Esther Brown, who migrated to Oakland from Texas in 1942, started out as a waitress at Slim Jenkins’ club. By the 1950s, she had saved up enough tips to open her own Southern food restaurant nearby, Esther’s Breakfast Room, where she met and married William Mabry. Eventually, the couple acquired a liquor license and bought the building. Their supper club started to draw big names like Bobby “Blue” Bland, T-Bone Walker, Big Mama Thornton and Etta James.
Changes afoot
Still, the end of the war in 1945 was harsh on West Oakland’s residents, as wartime shipping and building jobs went away and the railroad declined. The neighborhood suffered from overcrowding and poverty. City officials started to describe the area with loaded terms like “blighted” and “slum,” and the American Housing Act of 1949 empowered the city to employ eminent domain to tear down African American homes that were getting run down.
Several midcentury “urban renewal” projects targeted West Oakland, uprooting the black residents who had created the rich culture of Seventh Street.

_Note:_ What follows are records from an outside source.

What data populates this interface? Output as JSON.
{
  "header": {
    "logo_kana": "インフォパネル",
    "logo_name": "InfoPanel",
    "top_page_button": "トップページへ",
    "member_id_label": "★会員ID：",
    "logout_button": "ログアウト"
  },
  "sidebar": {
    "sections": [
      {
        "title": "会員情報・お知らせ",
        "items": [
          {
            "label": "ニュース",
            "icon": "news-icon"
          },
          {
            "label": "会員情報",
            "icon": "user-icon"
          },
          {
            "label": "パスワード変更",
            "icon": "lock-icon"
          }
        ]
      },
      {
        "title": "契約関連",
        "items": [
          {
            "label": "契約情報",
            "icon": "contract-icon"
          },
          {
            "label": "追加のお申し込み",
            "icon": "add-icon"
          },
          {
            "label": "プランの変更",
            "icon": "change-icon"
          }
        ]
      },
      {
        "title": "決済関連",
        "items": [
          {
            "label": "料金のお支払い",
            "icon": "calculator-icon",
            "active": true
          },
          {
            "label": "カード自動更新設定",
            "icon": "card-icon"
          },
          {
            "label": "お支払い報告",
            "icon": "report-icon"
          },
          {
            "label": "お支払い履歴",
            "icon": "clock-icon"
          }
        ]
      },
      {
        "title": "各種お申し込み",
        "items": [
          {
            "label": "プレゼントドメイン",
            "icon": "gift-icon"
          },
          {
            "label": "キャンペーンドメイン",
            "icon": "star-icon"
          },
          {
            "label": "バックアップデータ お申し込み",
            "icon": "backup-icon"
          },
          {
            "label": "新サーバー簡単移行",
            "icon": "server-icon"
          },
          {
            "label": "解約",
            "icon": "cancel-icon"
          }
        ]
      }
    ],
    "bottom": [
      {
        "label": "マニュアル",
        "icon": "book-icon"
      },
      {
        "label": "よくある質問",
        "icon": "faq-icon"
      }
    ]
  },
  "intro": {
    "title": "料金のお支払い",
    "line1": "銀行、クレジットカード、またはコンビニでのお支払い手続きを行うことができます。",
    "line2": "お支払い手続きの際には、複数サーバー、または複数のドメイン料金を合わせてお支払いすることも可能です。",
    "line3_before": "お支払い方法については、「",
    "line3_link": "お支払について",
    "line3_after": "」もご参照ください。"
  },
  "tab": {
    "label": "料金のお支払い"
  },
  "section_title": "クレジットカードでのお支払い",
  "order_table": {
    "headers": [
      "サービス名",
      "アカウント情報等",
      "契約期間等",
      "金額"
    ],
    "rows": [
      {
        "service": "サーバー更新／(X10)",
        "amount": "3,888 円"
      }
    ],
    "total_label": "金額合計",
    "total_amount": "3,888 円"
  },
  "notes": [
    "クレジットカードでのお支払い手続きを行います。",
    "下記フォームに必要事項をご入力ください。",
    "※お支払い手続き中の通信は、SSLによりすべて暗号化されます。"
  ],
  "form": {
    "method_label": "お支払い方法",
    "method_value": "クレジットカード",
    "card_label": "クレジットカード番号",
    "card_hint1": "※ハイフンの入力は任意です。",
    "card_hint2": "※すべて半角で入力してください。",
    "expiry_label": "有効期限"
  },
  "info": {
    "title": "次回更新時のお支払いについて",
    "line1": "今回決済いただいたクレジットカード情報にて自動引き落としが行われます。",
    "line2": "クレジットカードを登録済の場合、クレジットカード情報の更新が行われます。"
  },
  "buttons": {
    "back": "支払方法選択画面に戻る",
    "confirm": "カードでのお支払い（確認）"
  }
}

First, the two-tier Cypress Freeway (where the Mandela Parkway is now), which was completed in 1957, bisected the neighborhood and forced out 600 families and dozens of businesses. Starting in 1960, 12 square blocks off the southern side of Seventh, including storefronts and 400 residential Victorians, were razed to make room for a giant U.S. Postal Service distribution center, a move that also required Esther and William Mabry to relocate across the street. The couple opened Esther’s Orbit Room, with its fantastic sign, in 1963, and the club continued to draw top blues and R&B acts like Mary Wells, Lou Rawls, Pee Wee Crayton, Al Green, and Ike and Tina Turner.
Construction on the postal facility didn’t begin until 1966, so many of the gutted lots sat empty for years. Finally, BART was being built in the mid-1960s, and to cut costs, officials decided the West Oakland station and tracks would be erected right over Seventh Street, which, Stewart says, claimed thousands more homes. “If BART had been built underground in West Oakland, can you imagine how good that would have been?” he muses. “Seventh Street would have revitalized itself.”
Slim Jenkins moved his club to Jack London Square in 1972, but the predominantly white scene was not a friendly place for the club or its patrons, and it quickly shut down. When the West Oakland BART station opened in September 1974, it was the death knell for live music in the neighborhood. The deafening screech and rumble of the trains passing every 10 minutes made enjoying the musicians impossible. The remaining clubs were reduced to neighborhood bars, and by the 2000s, Esther’s was the only one standing. Esther, “The Grand Lady of Seventh Street,” passed away in 2010, and her iconic sign was taken down in 2015.
As a musician who regularly plays with the West Coast Blues Society Caravan of All-Stars, Stewart has performed in New Orleans’ French Quarter and on Beale Street in Memphis, and he’s seen how these historic jazz and blues districts bring in millions of tourist dollars to their local economies. In Oakland, “the city officials didn’t know they had a treasure on Seventh Street,” Stewart says.
Now, Seventh Street’s fledgling music scene, and the few remaining blues clubs elsewhere in Oakland, are threatened by the COVID-19 pandemic. “There’s a lot of clubs that are closed that ain’t coming back,” Stewart says. “Black entertainment is going to suffer a lot, because, again, it ain’t that many places. When clubs do reopen, it’s going to create a dogfight for the few little gigs. They’re going to hire the white blues bands first anyway. That’s just the landscape. We’re the last hired and the first fired.”